Patrolling Iraqi Skies

AMERICAN, British, and French jets are roaring across the skies of southern Iraq again, enforcing the "no fly" policy decreed by President Bush last week. The three Gulf war allies have warned Saddam Hussein that no Iraqi aircraft will be permitted to fly in the zone below the 32nd parallel, the home of Iraq's Shiite Muslims.

The announced purpose of the overflights is to defend Shiites from air attacks by Saddam's military. The no-fly policy is defensible as a humanitarian measure, since Saddam has waged a harsh war of repression against the Shiites since their abortive rebellion after the Gulf war. The allies, especially the United States, bear some responsibility for the Shiites' plight, having encouraged them in their revolt.

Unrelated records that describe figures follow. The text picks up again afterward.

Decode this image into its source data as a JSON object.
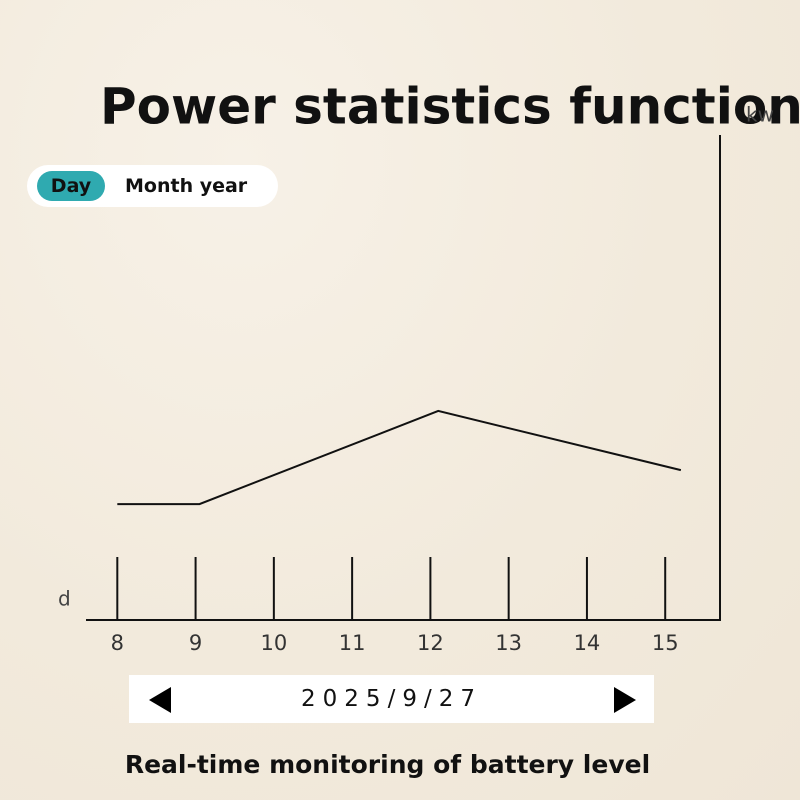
{
  "chart_data": {
    "type": "line",
    "title": "Power statistics function",
    "y_label": "kw",
    "x_label": "d",
    "x": [
      8,
      9.05,
      12.1,
      15.2
    ],
    "values": [
      2.39,
      2.39,
      4.31,
      3.09
    ],
    "color": "#111111",
    "xlim": [
      7.6,
      15.7
    ],
    "xticks": [
      8,
      9,
      10,
      11,
      12,
      13,
      14,
      15
    ],
    "ylim": [
      0,
      10
    ]
  },
  "tabs": [
    "Day",
    "Month year"
  ],
  "date": "2025/9/27",
  "footer": "Real-time monitoring of battery level"
}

How serious is Mr. Bush about protecting the Shiites, though? He's stopped short of guaranteeing their safety from continued assaults by Saddam's ground forces. Having implicitly promised the Shiites more than it could deliver once before, the US must not set them up again.

In fact the military escalation is part of Bush's frustrated attempt to get rid of Saddam. Economic sanctions have failed to stir up Iraqis against the dictator, and Saddam easily quashed a military coup plot this summer. Now the Western allies seem to hope that Saddam's followers - threatened with the de facto partition of Iraq into a Kurdish zone in the north, a Shiite zone in the south, and a Sunni Muslim region around Baghdad - will decide that it's time for Saddam to go.

Bush could be playing with fire, however. Although the president says he doesn't want to partition Iraq, Iraq's Arab neighbors are worried about the prospects for more instability in the region. Of the Arab states that supported or at least acquiesced in Desert Storm, only Saudi Arabia is somewhat reluctantly going along with the no-fly policy.

While Bush asserts that the policy is authorized under the UN's Gulf war resolutions, members of the wartime coalition view this new step as a Western power play.

There can be no long-term stability in the Gulf region so long as Saddam rules in Iraq. But as Bush recognized at the time of the war, he must not destroy Iraq to get at his Baghdad nemesis.